こうしてデカルトは世界のあらゆる一切を懐疑の坩堝の中に投げ込み、もやは「世界のうちには何ものもなく、天も地も、精神も身体も存在しない」という極限の境地において、世界のあらゆる一切を疑い続けるこの「私」だけは疑いなく存在するという確信を得ることで、今日において「私は考える、ゆえに我は存在する(Cogito ergo sum)」という言葉で広く知られるあの真理に到達しました。
* 理性の条件としての狂気
今日においてデカルトといえば、近代的主体を基礎付ける「理性」を確固たるものとして基礎付けた人のように思われていますが、実際のところ、デカルトは徹底的に「懐疑」することで「狂気」の中からかろうじて「理性」を取り出してくるという逆説的な手続きをとっています。
何か最高に有能で狡猾な欺き手がいて、私を常に欺こうと工夫を凝らしている。

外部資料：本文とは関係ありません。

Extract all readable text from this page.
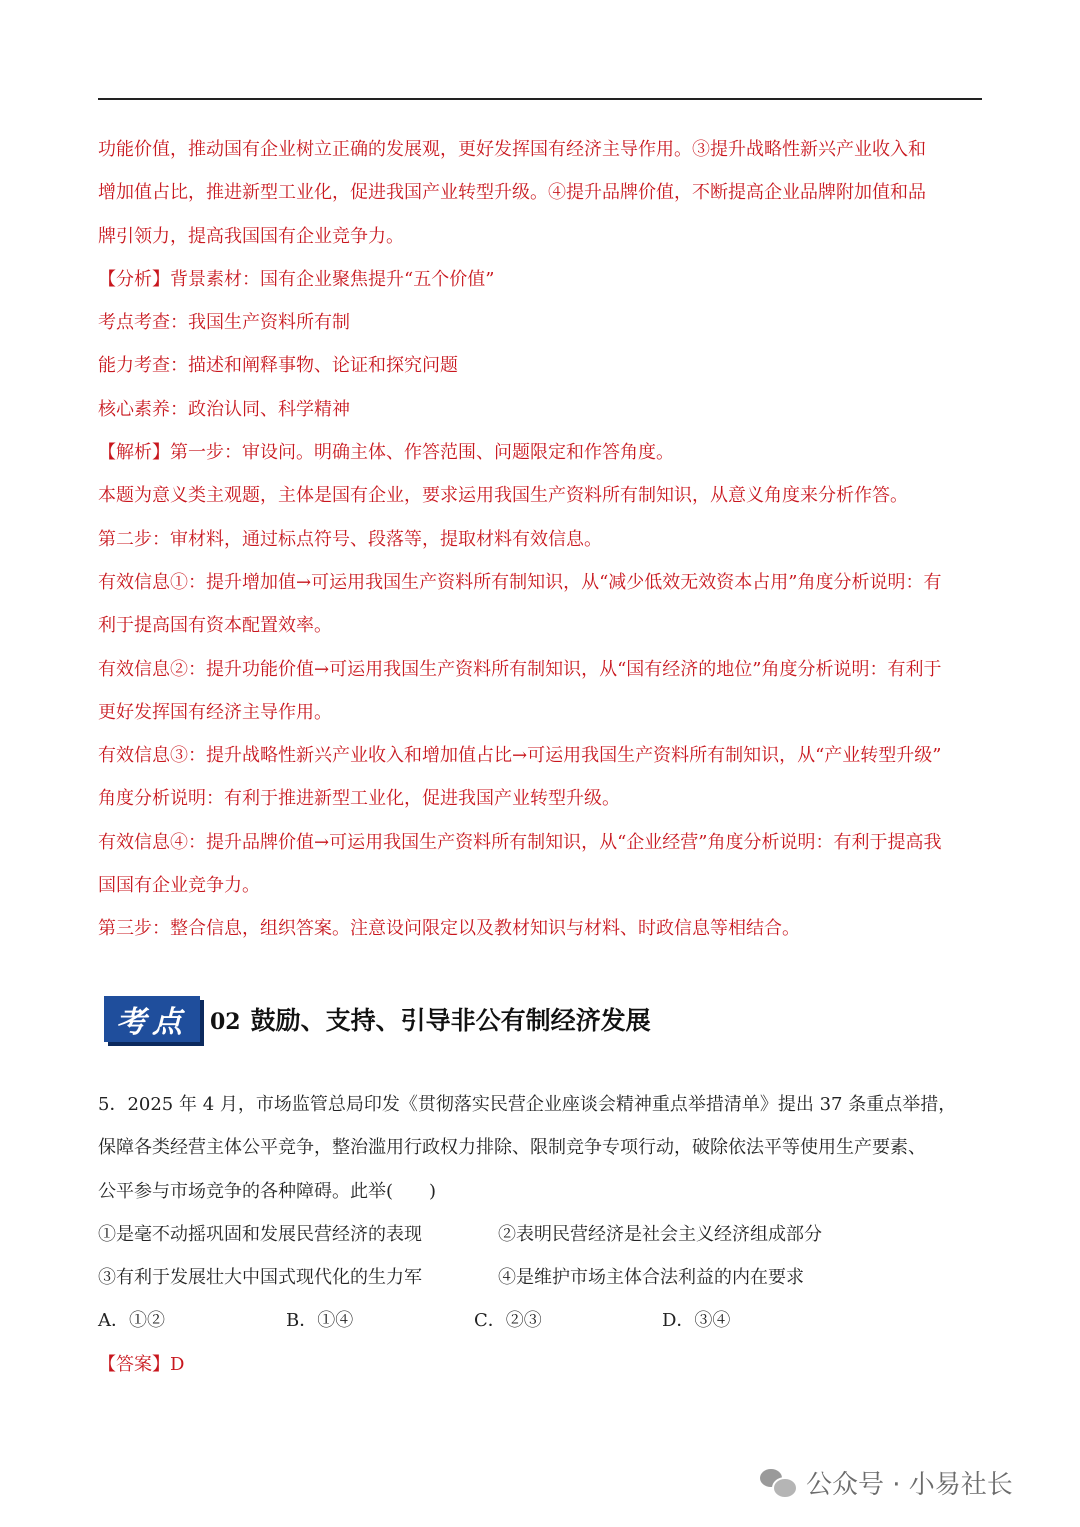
功能价值，推动国有企业树立正确的发展观，更好发挥国有经济主导作用。③提升战略性新兴产业收入和
增加值占比，推进新型工业化，促进我国产业转型升级。④提升品牌价值，不断提高企业品牌附加值和品
牌引领力，提高我国国有企业竞争力。
【分析】背景素材：国有企业聚焦提升“五个价值”
考点考查：我国生产资料所有制
能力考查：描述和阐释事物、论证和探究问题
核心素养：政治认同、科学精神
【解析】第一步：审设问。明确主体、作答范围、问题限定和作答角度。
本题为意义类主观题，主体是国有企业，要求运用我国生产资料所有制知识，从意义角度来分析作答。
第二步：审材料，通过标点符号、段落等，提取材料有效信息。
有效信息①：提升增加值→可运用我国生产资料所有制知识，从“减少低效无效资本占用”角度分析说明：有
利于提高国有资本配置效率。
有效信息②：提升功能价值→可运用我国生产资料所有制知识，从“国有经济的地位”角度分析说明：有利于
更好发挥国有经济主导作用。
有效信息③：提升战略性新兴产业收入和增加值占比→可运用我国生产资料所有制知识，从“产业转型升级”
角度分析说明：有利于推进新型工业化，促进我国产业转型升级。
有效信息④：提升品牌价值→可运用我国生产资料所有制知识，从“企业经营”角度分析说明：有利于提高我
国国有企业竞争力。
第三步：整合信息，组织答案。注意设问限定以及教材知识与材料、时政信息等相结合。
考点	02 鼓励、支持、引导非公有制经济发展
5．2025 年 4 月，市场监管总局印发《贯彻落实民营企业座谈会精神重点举措清单》提出 37 条重点举措，
保障各类经营主体公平竞争，整治滥用行政权力排除、限制竞争专项行动，破除依法平等使用生产要素、
公平参与市场竞争的各种障碍。此举(　　)
①是毫不动摇巩固和发展民营经济的表现	②表明民营经济是社会主义经济组成部分
③有利于发展壮大中国式现代化的生力军	④是维护市场主体合法利益的内在要求
A．①②	B．①④	C．②③	D．③④
【答案】D
公众号 · 小易社长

それでも、かれが私を欺くなら、疑いもなく私もまた存在するのである。できるかぎり私を欺くがよい。しかし、私が何ものかであると考えている間は、かれは、私を何ものでもないようにすることはけっしてできないだろう。それゆえ、すべてのことを十二分に熟慮したあげく、最後にこう結論しなければならない。「私は在る、私は存在する(Ego sum,ego existo)」という命題は、私がそれを言い表すたびごとに、あるいは精神で把握するたびごとに必然的に真である。(『省察』より)
ここでデカルトが言っているのは、コギトとは「自分は狂気に取り憑かれているかもしれない」と徹底的に「懐疑」しているまさにその瞬間としての「いま、ここ」限りで「真」といえる刹那の拍動でしかないということです。
* 方法的懐疑と他者の欲望
フランスの精神分析家、ジャック・ラカンはこうしたデカルトの「方法的懐疑」のプロセスの中に精神分析の本質を考えるための手がかりを見てとっていました。デカルトが「懐疑」の中からかろうじて「コギト」の拍動を取り出したように、精神分析の主体もまた「懐疑」の中からかろうじて「無意識」の拍動を取り出しているからです。
もっともデカルトはその思考の中で言語の問題をほとんど考慮に入れていませんが、ラカンのいう精神分析の主体とは、とりもなおさず「言語という環境」の中で語る主体をいいます。
この「言語という環境」をラカンは〈他者〉といいます。この点、この世に生を受けた子どもはまずは母親的存在(養育者)との関係を通じて〈他者〉の領域に参入します。人間は極めて未発達の状態で生まれてくるが故に母親的存在(養育者)という〈他者〉の世話なくしてその生命を維持できません。そのため、この〈他者〉が何を考えて何を望んでいるかという「〈他者〉の欲望」は子どもにとっては生存に関わる真摯な問題となります。ここから「〈他者〉の欲望」を満たす存在でありたいという子ども自身の欲望が起動します。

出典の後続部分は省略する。